Currently, 13 of 31 domestic joint-stock commercial banks are listed, including Tien Phong Commercial Joint Stock Bank and Ho Chi Minh City Development JSCB. Five others are trading on the Unlisted Public Company Market, or UPCoM, a preparatory trading venue run by Hanoi Stock Exchange that public companies usually go to before listing on the two main stock exchanges in Hanoi and Ho Chi Minh.
The remaining 13 are among the smallest in the sector, which may find it difficult to attract investor interest in their IPOs, analysts say. According to data from S&P Global Market Intelligence, those unlisted banks represent at least 16% of total assets of all local joint-stock commercial banks in the country.
Legacy, regulatory issues
"The banks under consideration are at the tail end of the system, are quite small in size and some of them are still grappling with the legacy asset quality problems," said Shah.
Vietnam's banks struggled with bad loans while recovering from the 2012 banking crisis when the central bank had to rescue some failing banks. However, the sector's nonperforming loan ratios have been declining since 2013 when the government created the Vietnam Asset Management Company to take NPLs off banks' balance sheet.
Still, only 16 local banks had met Basel II requirements by Jan. 1 deadline, and their capital levels are lower than many regional peers, according to Worawat Saisuphatphol, an analyst at UBS.
Restrictions on foreign investors, such as a foreign ownership limit of 30% for banks, is another drag on the recapitalization efforts as it discourages investments from abroad, analysts say.
The foreign ownership "restriction is still a major obstacle for foreign investors to participate in the stock market and is also one of the key factors that prevented Vietnam stock market to get upgraded from frontier to emerging market status," said Saisuphatphol.
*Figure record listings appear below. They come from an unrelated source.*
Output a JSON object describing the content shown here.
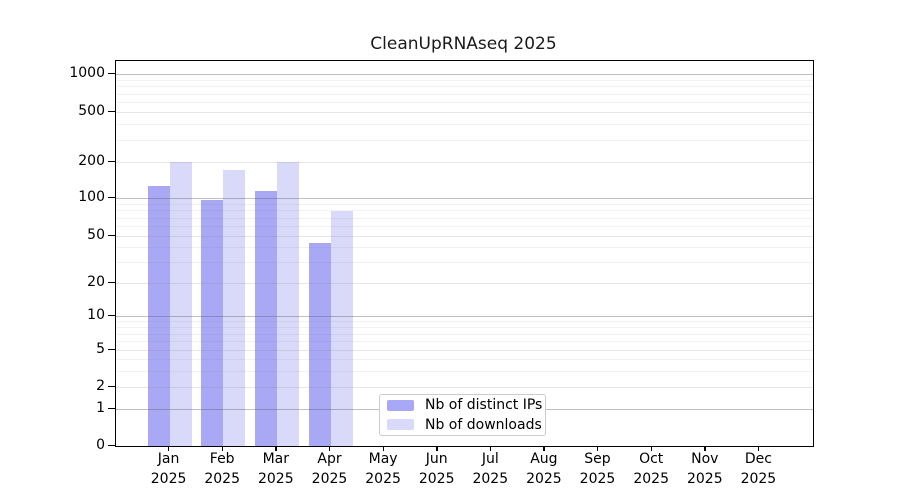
{
  "chart_data": {
    "type": "bar",
    "title": "CleanUpRNAseq 2025",
    "categories": [
      "Jan",
      "Feb",
      "Mar",
      "Apr",
      "May",
      "Jun",
      "Jul",
      "Aug",
      "Sep",
      "Oct",
      "Nov",
      "Dec"
    ],
    "year": "2025",
    "series": [
      {
        "name": "Nb of distinct IPs",
        "color": "#a8a8f5",
        "values": [
          127,
          97,
          114,
          44,
          null,
          null,
          null,
          null,
          null,
          null,
          null,
          null
        ]
      },
      {
        "name": "Nb of downloads",
        "color": "#d9d9f9",
        "values": [
          200,
          172,
          200,
          79,
          null,
          null,
          null,
          null,
          null,
          null,
          null,
          null
        ]
      }
    ],
    "y_scale": "symlog",
    "y_ticks": [
      0,
      1,
      2,
      5,
      10,
      20,
      50,
      100,
      200,
      500,
      1000
    ],
    "y_minor_gridlines": [
      3,
      4,
      6,
      7,
      8,
      9,
      30,
      40,
      60,
      70,
      80,
      90,
      300,
      400,
      600,
      700,
      800,
      900
    ],
    "ylim": [
      0,
      1200
    ],
    "grid": true,
    "legend_position": "inside-bottom-center",
    "tick_fractions": {
      "0": 0,
      "1": 0.0961,
      "2": 0.1532,
      "5": 0.2494,
      "10": 0.3377,
      "20": 0.4234,
      "50": 0.5455,
      "100": 0.6442,
      "200": 0.7377,
      "500": 0.8675,
      "1000": 0.9662
    },
    "axis_color": "#000000",
    "text_color": "#1a1a1a"
  }
}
Credit growth slows, but still high
Vietnam's economy has grown at a rapid clip in recent years, helping lift nearly half of its 97 million population out of poverty since 2002, according to the World Bank. Gross domestic product expanded at a more than 7% annual rate in the last two years, making it among the fastest-growing economies in the world even as global growth slowed. But that growth may have stretched local banks.
"During 2015-17, Vietnam banks' credit growth was the strongest in the region but this also made them the most-leveraged banking system and recapitalization has become a very important agenda," Saisuphatphol said.
Credit demand in Vietnam has been relatively high over the years, though it has slowed in recent years. Credit growth was 12.1% in 2019, compared with 13.3% in 2018 and nearly 17% in 2017, according to General Statistics Office of Vietnam.
Analysts say recent global macroeconomic events such as the coronavirus outbreak may slow the IPO process and force the government to extend the listing deadline again.
"There is a fairly good chance that several of them may not be able to meet the deadline. But I think (the coronavirus) gives a reasonable external excuse for the State Bank of Vietnam to give them an extension," said Clarence Koo, partner at Oliver Wyman.
Vietnam, after all, is an attractive destination for foreign investors owing to the banks' improved risk management systems and credit evaluation systems, Koo noted. The country’s robust economy also serves as a "macroeconomic hedge" amid the China-U.S. trade tensions, he said.
As of Feb. 24, US$1 was equivalent to 23,285 Vietnamese dong.